Reste que les « casseroles » de son client s’accumulent. Le nom de James Packer, un milliardaire australien, apparaît à son tour dans « l’affaire 1000 ». Il aurait financé plusieurs voyages de Netanyahou et de son fils, Yaïr, notamment en mettant à leur disposition son jet privé. En septembre 2015, le père et le fils auraient ainsi voyagé à New York, en marge de l’Assemblée générale de l’ONU, avant de rejoindre la suite de Packer dans un somptueux hôtel du quartier de Greenwich Village. L’homme d’affaires australien, fiancé à l’époque à la chanteuse Mariah Carey, aurait offert à Sara Netanyahou, l’épouse du Premier ministre, des dizaines de places VIP pour le concert de sa dulcinée à Tel-Aviv. Sept d’entre elles ont été remises à Yossi Cohen, actuel patron du Mossad.
Conflits d’intérêts
« Ça suffit ! Levez-vous et démissionnez ! » s’emporte le Haaretz, dont la rédaction, véritable bête noire de « Bibi » depuis son retour au pouvoir en 2009, rêve de lui donner l’estocade. À l’évidence, les conflits d’intérêts n’émeuvent pas outre mesure le chef du gouvernement. En novembre 2016, la presse révélait que l’avocat David Shimron, l’un des confidents de Netanyahou, avait négocié l’achat de trois sous-marins pour la marine de guerre israélienne. Le contrat, d’une valeur de 1,2 milliard d’euros, a été conclu avec le constructeur allemand ThyssenKrupp, alors que Shimron siège au sein du conseil d’administration de l’une de ses filiales.
Dans un autre registre, ce sont les liens de Netanyahou avec l’escroc français Arnaud Mimran qui ont récemment défrayé la chronique.

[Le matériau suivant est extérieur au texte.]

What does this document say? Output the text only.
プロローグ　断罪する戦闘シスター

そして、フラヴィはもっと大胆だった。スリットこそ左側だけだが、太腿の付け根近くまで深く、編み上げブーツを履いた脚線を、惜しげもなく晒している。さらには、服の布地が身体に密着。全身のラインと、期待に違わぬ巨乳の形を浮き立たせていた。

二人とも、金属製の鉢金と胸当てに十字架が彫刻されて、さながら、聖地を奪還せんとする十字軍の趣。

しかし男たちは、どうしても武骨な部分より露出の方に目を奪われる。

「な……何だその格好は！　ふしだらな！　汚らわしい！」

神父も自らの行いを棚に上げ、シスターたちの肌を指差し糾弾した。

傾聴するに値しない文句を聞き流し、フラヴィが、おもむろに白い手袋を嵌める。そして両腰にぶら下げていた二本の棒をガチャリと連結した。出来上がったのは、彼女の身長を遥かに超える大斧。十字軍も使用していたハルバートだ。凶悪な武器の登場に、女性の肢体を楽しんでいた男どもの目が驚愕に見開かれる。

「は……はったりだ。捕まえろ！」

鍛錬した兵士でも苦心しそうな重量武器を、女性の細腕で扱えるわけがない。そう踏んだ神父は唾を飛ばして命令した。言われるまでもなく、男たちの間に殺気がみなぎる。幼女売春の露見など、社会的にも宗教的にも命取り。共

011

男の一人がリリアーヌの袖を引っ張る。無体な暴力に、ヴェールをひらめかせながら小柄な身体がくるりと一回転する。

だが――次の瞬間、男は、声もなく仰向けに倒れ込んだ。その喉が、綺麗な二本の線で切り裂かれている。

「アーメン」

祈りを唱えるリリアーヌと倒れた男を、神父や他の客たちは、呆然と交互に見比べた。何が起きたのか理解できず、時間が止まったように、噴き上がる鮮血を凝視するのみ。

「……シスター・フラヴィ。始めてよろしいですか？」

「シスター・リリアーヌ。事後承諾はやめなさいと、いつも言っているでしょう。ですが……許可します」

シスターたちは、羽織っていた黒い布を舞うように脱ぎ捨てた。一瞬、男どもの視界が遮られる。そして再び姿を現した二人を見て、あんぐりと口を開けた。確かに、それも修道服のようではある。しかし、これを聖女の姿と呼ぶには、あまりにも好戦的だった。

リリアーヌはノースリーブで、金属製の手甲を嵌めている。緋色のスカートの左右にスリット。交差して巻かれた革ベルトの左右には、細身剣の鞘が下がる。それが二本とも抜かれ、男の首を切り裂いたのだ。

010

L’un des principaux instigateurs de l’arnaque à la taxe carbone (CO2) avait transféré plusieurs dizaines de milliers de dollars sur le compte personnel du Premier ministre. Acculé par les affaires au moment où l’investiture de Donald Trump pourrait lui redonner un bol d’air sur la scène internationale, Benyamin Netanyahou passe le plus clair de son temps à tenter de laver son nom et sa réputation. Et s’est révélé finalement être son pire ennemi.